Holder’s civil rights division still has an open criminal civil rights probe into the fatal shooting in August of Michael Brown in Ferguson, Mo., and another into the fatal shooting of Trayvon Martin in Florida two years ago.

In the Martin case, law enforcement officials have told The Washington Post that, despite allegations that the shooting was racially motivated, there is insufficient evidence to bring civil rights charges against George Zimmerman, the former volunteer neighborhood watchman who shot and killed him.

Similarly, law enforcement officials have told The Post that federal investigators have all but concluded that they do not have a strong enough case to bring against Ferguson police officer Darren Wilson in the fatal shooting of Brown.

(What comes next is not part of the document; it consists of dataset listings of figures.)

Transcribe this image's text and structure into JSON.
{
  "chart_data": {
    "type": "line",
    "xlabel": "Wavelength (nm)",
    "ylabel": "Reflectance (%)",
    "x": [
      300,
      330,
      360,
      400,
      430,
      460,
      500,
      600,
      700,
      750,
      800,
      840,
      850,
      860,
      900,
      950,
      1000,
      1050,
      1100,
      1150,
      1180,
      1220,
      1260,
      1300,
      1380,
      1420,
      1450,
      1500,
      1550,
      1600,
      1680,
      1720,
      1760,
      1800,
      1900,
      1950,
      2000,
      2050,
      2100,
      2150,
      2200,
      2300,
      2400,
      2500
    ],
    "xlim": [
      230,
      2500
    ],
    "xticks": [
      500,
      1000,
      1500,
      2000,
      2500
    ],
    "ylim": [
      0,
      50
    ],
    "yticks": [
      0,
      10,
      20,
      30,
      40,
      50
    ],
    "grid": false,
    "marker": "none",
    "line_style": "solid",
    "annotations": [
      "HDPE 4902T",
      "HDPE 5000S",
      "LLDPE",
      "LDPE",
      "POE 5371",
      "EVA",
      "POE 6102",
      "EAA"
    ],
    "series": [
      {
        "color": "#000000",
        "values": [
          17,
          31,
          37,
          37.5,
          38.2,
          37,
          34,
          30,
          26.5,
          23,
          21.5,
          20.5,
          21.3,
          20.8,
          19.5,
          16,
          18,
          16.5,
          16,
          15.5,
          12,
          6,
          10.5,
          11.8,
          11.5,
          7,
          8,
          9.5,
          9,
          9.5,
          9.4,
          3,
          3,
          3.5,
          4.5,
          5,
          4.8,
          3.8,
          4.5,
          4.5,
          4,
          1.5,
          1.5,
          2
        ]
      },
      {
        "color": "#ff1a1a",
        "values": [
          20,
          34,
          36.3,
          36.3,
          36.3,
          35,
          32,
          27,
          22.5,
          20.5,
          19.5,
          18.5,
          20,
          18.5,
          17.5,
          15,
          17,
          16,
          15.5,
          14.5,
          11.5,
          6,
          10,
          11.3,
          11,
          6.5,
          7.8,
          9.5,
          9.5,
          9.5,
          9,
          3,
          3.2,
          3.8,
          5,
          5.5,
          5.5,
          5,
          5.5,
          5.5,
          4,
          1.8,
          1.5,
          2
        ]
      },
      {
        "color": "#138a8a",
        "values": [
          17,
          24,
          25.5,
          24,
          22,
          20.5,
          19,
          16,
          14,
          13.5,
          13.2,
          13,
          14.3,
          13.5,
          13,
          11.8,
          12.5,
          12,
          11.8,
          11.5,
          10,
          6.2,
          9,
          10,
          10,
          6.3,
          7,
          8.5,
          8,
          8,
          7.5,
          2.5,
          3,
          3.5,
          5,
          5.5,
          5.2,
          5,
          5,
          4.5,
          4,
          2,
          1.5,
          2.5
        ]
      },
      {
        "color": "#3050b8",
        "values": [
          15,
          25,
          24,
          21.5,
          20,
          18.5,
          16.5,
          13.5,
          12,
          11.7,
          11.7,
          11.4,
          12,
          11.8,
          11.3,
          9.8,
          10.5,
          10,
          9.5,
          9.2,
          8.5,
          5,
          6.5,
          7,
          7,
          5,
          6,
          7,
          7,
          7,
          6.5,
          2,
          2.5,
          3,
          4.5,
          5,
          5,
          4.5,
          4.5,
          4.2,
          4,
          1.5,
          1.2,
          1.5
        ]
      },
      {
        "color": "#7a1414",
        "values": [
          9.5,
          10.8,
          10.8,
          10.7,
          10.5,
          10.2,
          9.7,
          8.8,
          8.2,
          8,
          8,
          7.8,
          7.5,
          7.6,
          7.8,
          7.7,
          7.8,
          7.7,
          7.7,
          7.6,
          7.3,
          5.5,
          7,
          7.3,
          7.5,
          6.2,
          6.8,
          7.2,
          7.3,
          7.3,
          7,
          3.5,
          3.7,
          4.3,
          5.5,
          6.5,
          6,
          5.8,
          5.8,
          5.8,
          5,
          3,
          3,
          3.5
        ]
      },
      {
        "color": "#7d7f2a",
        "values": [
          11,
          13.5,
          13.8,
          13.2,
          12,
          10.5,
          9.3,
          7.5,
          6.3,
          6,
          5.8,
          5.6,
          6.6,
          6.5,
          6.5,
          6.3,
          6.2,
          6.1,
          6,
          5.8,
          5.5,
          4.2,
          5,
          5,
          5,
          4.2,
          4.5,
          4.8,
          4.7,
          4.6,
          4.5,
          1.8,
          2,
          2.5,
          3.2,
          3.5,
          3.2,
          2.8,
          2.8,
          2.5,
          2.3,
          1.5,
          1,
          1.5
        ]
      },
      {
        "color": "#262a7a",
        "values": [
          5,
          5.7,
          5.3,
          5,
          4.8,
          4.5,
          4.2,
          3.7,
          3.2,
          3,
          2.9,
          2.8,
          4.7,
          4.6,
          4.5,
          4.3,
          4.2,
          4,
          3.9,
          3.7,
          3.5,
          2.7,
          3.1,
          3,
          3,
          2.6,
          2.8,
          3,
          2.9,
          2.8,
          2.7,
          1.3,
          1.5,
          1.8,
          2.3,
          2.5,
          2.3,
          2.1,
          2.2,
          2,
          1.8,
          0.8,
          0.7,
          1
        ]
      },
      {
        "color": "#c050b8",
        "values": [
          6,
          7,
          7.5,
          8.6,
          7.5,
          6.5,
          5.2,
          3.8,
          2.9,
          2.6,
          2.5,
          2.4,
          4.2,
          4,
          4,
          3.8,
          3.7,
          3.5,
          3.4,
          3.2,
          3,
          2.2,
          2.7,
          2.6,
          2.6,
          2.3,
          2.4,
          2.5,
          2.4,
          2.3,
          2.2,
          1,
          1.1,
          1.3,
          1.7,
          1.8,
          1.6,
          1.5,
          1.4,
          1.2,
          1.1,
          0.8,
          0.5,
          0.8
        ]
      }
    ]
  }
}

The investigation will be conducted under the federal statute that makes it a crime for a person with government authority to “willfully” deprive a person of a right or privilege protected by the Constitution or federal law. That is often a high bar for prosecutors to surmount.

Lynch, 55, is no stranger to cases concerning police brutality.

She was senior prosecutor in the 1999 case against the New York City police officers who severely beat and sodomized a Haitian immigrant named Abner Louima with a broken-off broom handle. One officer pleaded guilty, and another was convicted of assault and civil rights violations, a verdict later overturned.

But she won praise for her handling of the case. Her boss at the time, Zachary W. Carter, called her “the soul of grace under pressure.”